New York

Adam Füss

Massimo Audiello Gallery

Adam Füss starts photography over from scratch with his pinhole camera. There is no lens; there is just a tiny aperture and a large piece of film. Füss uncovers the hole for a few seconds or for several minutes, depending upon the light on location. By reducing technology to ground zero, he trans forms technique into something almost physical; he makes the photograph an attitude with endurance. The camera can’t measure anything precisely, so Füss “shoots from the hip.” The pinhole is his remote “third eye,” and he must imagine what it sees as he finds his angle and range and gauges light. The pinhole acts like a fish-eye lens, radiating a wild perspective; bodies flow away from huge heads, like comet tails, or sperm tails. This is, perhaps, a virus-eye view.
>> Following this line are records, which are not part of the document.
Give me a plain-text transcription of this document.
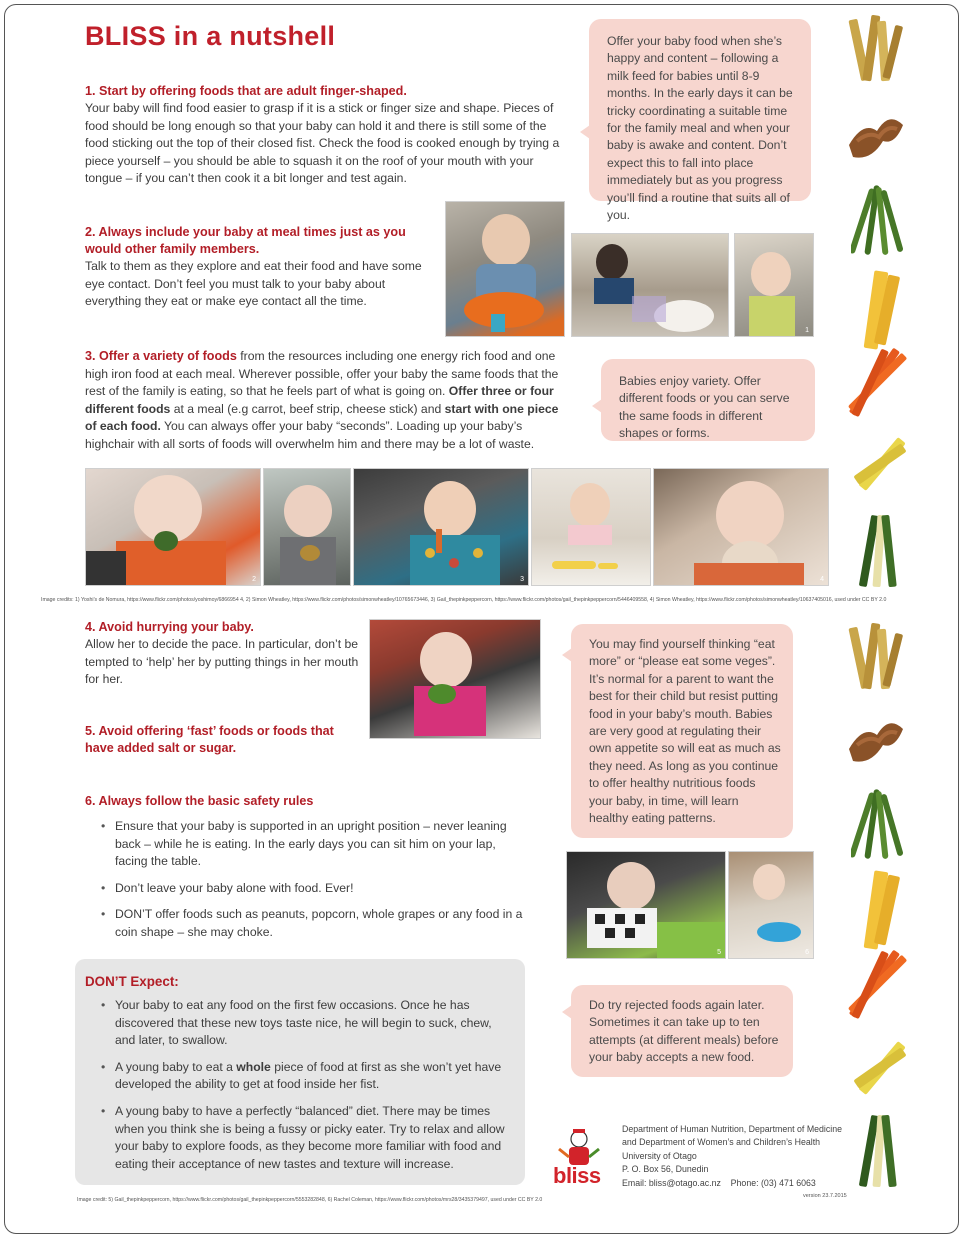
BLISS in a nutshell
1. Start by offering foods that are adult finger-shaped.
Your baby will find food easier to grasp if it is a stick or finger size and shape. Pieces of food should be long enough so that your baby can hold it and there is still some of the food sticking out the top of their closed fist. Check the food is cooked enough by trying a piece yourself – you should be able to squash it on the roof of your mouth with your tongue – if you can’t then cook it a bit longer and test again.
Offer your baby food when she’s happy and content – following a milk feed for babies until 8-9 months. In the early days it can be tricky coordinating a suitable time for the family meal and when your baby is awake and content. Don’t expect this to fall into place immediately but as you progress you’ll find a routine that suits all of you.
2. Always include your baby at meal times just as you would other family members.
Talk to them as they explore and eat their food and have some eye contact. Don’t feel you must talk to your baby about everything they eat or make eye contact all the time.
1
3. Offer a variety of foods from the resources including one energy rich food and one high iron food at each meal. Wherever possible, offer your baby the same foods that the rest of the family is eating, so that he feels part of what is going on. Offer three or four different foods at a meal (e.g carrot, beef strip, cheese stick) and start with one piece of each food. You can always offer your baby “seconds”. Loading up your baby’s highchair with all sorts of foods will overwhelm him and there may be a lot of waste.
Babies enjoy variety. Offer different foods or you can serve the same foods in different shapes or forms.
2	3	4
Image credits: 1) Yoshi’s de Nomura, https://www.flickr.com/photos/yoshimoy/6866954 4, 2) Simon Wheatley, https://www.flickr.com/photos/simonwheatley/10765673446, 3) Gail_thepinkpeppercorn, https://www.flickr.com/photos/gail_thepinkpeppercorn/5446409558, 4) Simon Wheatley, https://www.flickr.com/photos/simonwheatley/10637405016, used under CC BY 2.0
4. Avoid hurrying your baby.
Allow her to decide the pace. In particular, don’t be tempted to ‘help’ her by putting things in her mouth for her.
5. Avoid offering ‘fast’ foods or foods that have added salt or sugar.
You may find yourself thinking “eat more” or “please eat some veges”. It’s normal for a parent to want the best for their child but resist putting food in your baby’s mouth. Babies are very good at regulating their own appetite so will eat as much as they need. As long as you continue to offer healthy nutritious foods your baby, in time, will learn healthy eating patterns.
6. Always follow the basic safety rules
• Ensure that your baby is supported in an upright position – never leaning back – while he is eating. In the early days you can sit him on your lap, facing the table.
• Don’t leave your baby alone with food. Ever!
• DON’T offer foods such as peanuts, popcorn, whole grapes or any food in a coin shape – she may choke.
5	6
DON’T Expect:
• Your baby to eat any food on the first few occasions. Once he has discovered that these new toys taste nice, he will begin to suck, chew, and later, to swallow.
• A young baby to eat a whole piece of food at first as she won’t yet have developed the ability to get at food inside her fist.
• A young baby to have a perfectly “balanced” diet. There may be times when you think she is being a fussy or picky eater. Try to relax and allow your baby to explore foods, as they become more familiar with food and eating their acceptance of new tastes and texture will increase.
Do try rejected foods again later. Sometimes it can take up to ten attempts (at different meals) before your baby accepts a new food.
bliss
Department of Human Nutrition, Department of Medicine
and Department of Women’s and Children’s Health
University of Otago
P. O. Box 56, Dunedin
Email: bliss@otago.ac.nz    Phone: (03) 471 6063
version 23.7.2015
Image credit: 5) Gail_thepinkpeppercorn, https://www.flickr.com/photos/gail_thepinkpeppercorn/5553282848, 6) Rachel Coleman, https://www.flickr.com/photos/mrs28/3435379497, used under CC BY 2.0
The locations Füss chose to photograph in this exhibition include the Metropolitan Museum of Art in New York, the National Gallery in London, the Louvre, the Musei Capitolini in Rome, Versailles, and the Vatican. The subjects are primarily classical stone sculptures. They are museum pieces but not household-name images—anonymous deities, subdeities, and imps that were legends in their own times. Almost everything seen through Füss’ pinhole is made of stone, a model after life. When real life is on occasion visible, as it is in one photograph of a Versailles garden, it is fantastic; in this image, trees seem to burst into black flame. Perhaps it comes from knowing the comparatively enormous increments of time that went into these exposures, but all of these photographs seem to portray the gravity of time. Stone becomes another temporal dimension. A stone head is a storehouse of ancient man-hours; its maker gave it form and continuity. It lives, but, like death, it lives only in the past. A photograph of a stone head, in this case, is a form of life at the crossroads of light and “darkness visible.”